Insurance companies seeking recapitalisation have to first wipe away their over N29.64 billion negative reserves before aligning their funds to the new minimum capital requirement, Inspenonline has learnt.

The new order, would require affected companies to shop for funds above the new statutory capital, which are N8 billion for Life Operators; N10 billion for Non Life; N18 billion for composite and N20 billion for reinsurers.

The National Insurance Commission (NAICOM) in a circular sent to operators had stated that: “The Shareholders’ fund as at the last date of recapitalisation for existing Insurance/Reinsurance Companies shall not be less than the required Minimum Paid-up Share Capital.”

NAICOM at a training programme for Journalists recently, posited that negative reserves tantamount to depletion of the shareholders’ fund, hence operators have to first raise their shareholders’ fund to what it is presently – N2 billion for Life operators; N3 billion for Non Life and N10 billion for reinsurers.

Investigations conducted by Inspenonline, revealed that as at 2017 financial year, negative reserves of Non Life operators stood at N18.24 billion, while that of Life operators was N11.13 billion and reinsurers, N27.29 million amounting to N29.64 billion.
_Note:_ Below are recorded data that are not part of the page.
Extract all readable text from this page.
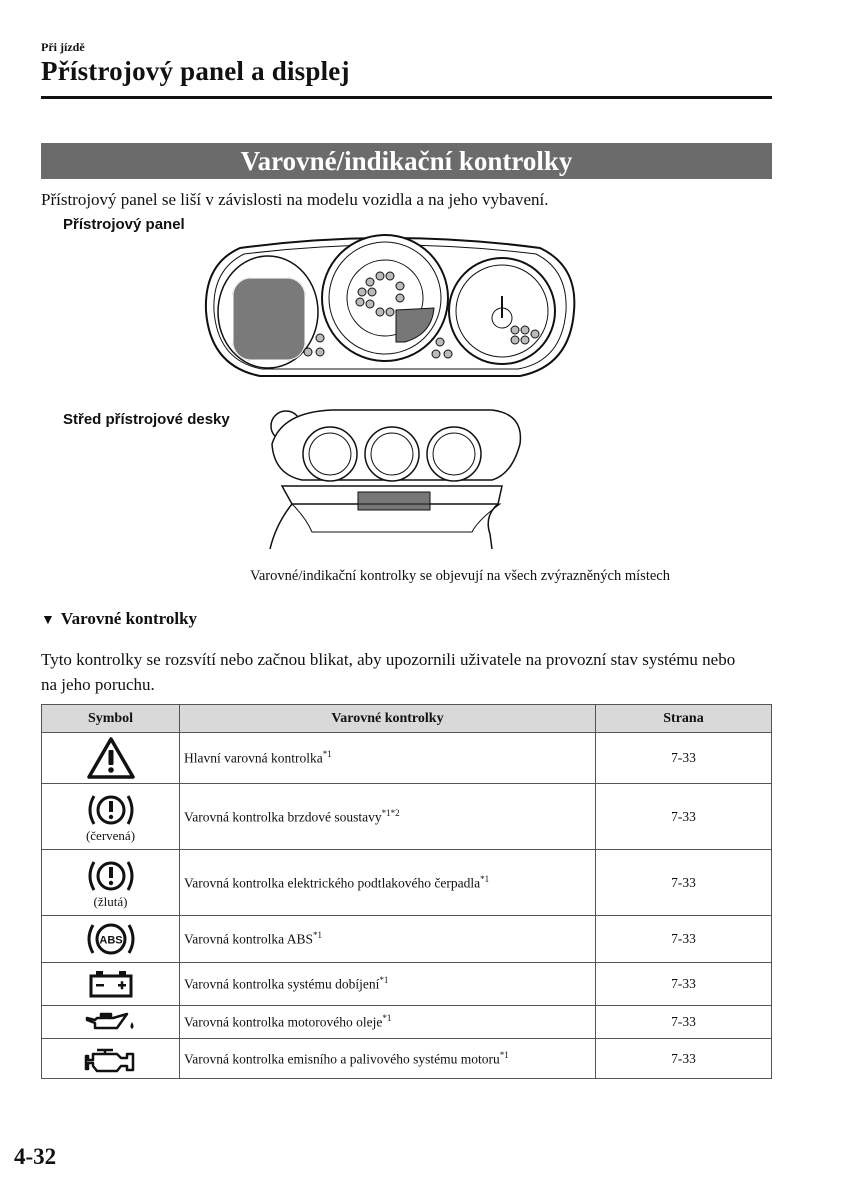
Při jízdě
Přístrojový panel a displej
Varovné/indikační kontrolky
Přístrojový panel se liší v závislosti na modelu vozidla a na jeho vybavení.
Přístrojový panel
Střed přístrojové desky
Varovné/indikační kontrolky se objevují na všech zvýrazněných místech
▼ Varovné kontrolky
Tyto kontrolky se rozsvítí nebo začnou blikat, aby upozornili uživatele na provozní stav systému nebo na jeho poruchu.
Symbol	Varovné kontrolky	Strana

	Hlavní varovná kontrolka$^{*1}$	7-33

(červená)	Varovná kontrolka brzdové soustavy$^{*1*2}$	7-33

(žlutá)	Varovná kontrolka elektrického podtlakového čerpadla$^{*1}$	7-33

ABS	Varovná kontrolka ABS$^{*1}$	7-33

	Varovná kontrolka systému dobíjení$^{*1}$	7-33

	Varovná kontrolka motorového oleje$^{*1}$	7-33

	Varovná kontrolka emisního a palivového systému motoru$^{*1}$	7-33
4-32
The insurance industry regulator had also charged operators to ensure their new capital is not a loan or margin facility whatsoever.

“For the avoidance of doubt, and for an instrument to be treated as paid-up share capital, the following criteria among others must be satisfied: It must represent the most subordinate claim in liquidation of the insurer/ reinsurer; the investor is entitled to a claim, only on the residual assets that is proportional with its share of issued capital, after all senior claims have been paid in liquidation (i.e has an unlimited and variable claim, not fixed or capped claim); the principal is perpetual and never repaid outside of liquidation.
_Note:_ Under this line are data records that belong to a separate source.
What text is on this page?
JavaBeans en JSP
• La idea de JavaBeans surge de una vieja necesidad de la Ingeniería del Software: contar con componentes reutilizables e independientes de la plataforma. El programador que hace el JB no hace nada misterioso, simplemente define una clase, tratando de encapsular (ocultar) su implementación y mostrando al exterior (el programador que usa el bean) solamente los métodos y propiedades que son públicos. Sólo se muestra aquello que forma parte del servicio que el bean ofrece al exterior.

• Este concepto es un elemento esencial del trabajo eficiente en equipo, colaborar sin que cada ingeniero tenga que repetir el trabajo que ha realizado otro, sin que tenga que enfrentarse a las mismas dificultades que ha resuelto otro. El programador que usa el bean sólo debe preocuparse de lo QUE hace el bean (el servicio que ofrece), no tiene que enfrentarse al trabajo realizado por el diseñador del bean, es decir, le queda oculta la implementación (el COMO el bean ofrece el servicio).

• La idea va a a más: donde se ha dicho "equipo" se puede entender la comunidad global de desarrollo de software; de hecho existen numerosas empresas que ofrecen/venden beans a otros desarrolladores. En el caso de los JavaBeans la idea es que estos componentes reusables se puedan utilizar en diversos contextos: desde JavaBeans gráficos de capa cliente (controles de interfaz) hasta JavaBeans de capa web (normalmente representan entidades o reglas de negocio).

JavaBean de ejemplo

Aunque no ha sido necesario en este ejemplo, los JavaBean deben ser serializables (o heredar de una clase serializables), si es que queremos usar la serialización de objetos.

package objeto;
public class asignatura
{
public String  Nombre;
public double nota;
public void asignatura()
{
“Distributions are paid out of distributable profit or retained earnings; there are no circumstances under which the distributions are obligatory and it must not be a loan on the Company or margin facility whatsoever,” NAICOM posited.

It also maintained that in furtherance to the circular dated May 20, 2019, the minimum paid up share capital shall be through any or a combination of the following; existing paid up share capital; cash payment for new shares issued; retained earnings – capitalisation of undistributed profit; payment in kind (other than by way of cash) for new shares issues such as properties; treasury bills; shares; bond which must be converted to cash not later than three months to the deadline for recapitalisation and share premium. NAICOM added that the items listed above can be achieved through merger and acquisition.

NAICOM said cash payment for new shares issued shall be deposited in the escrow account with the Central Bank of Nigeria (CBN), adding that deposited funds shall be released not later than 30 days after confirmation and issuance of a new licence.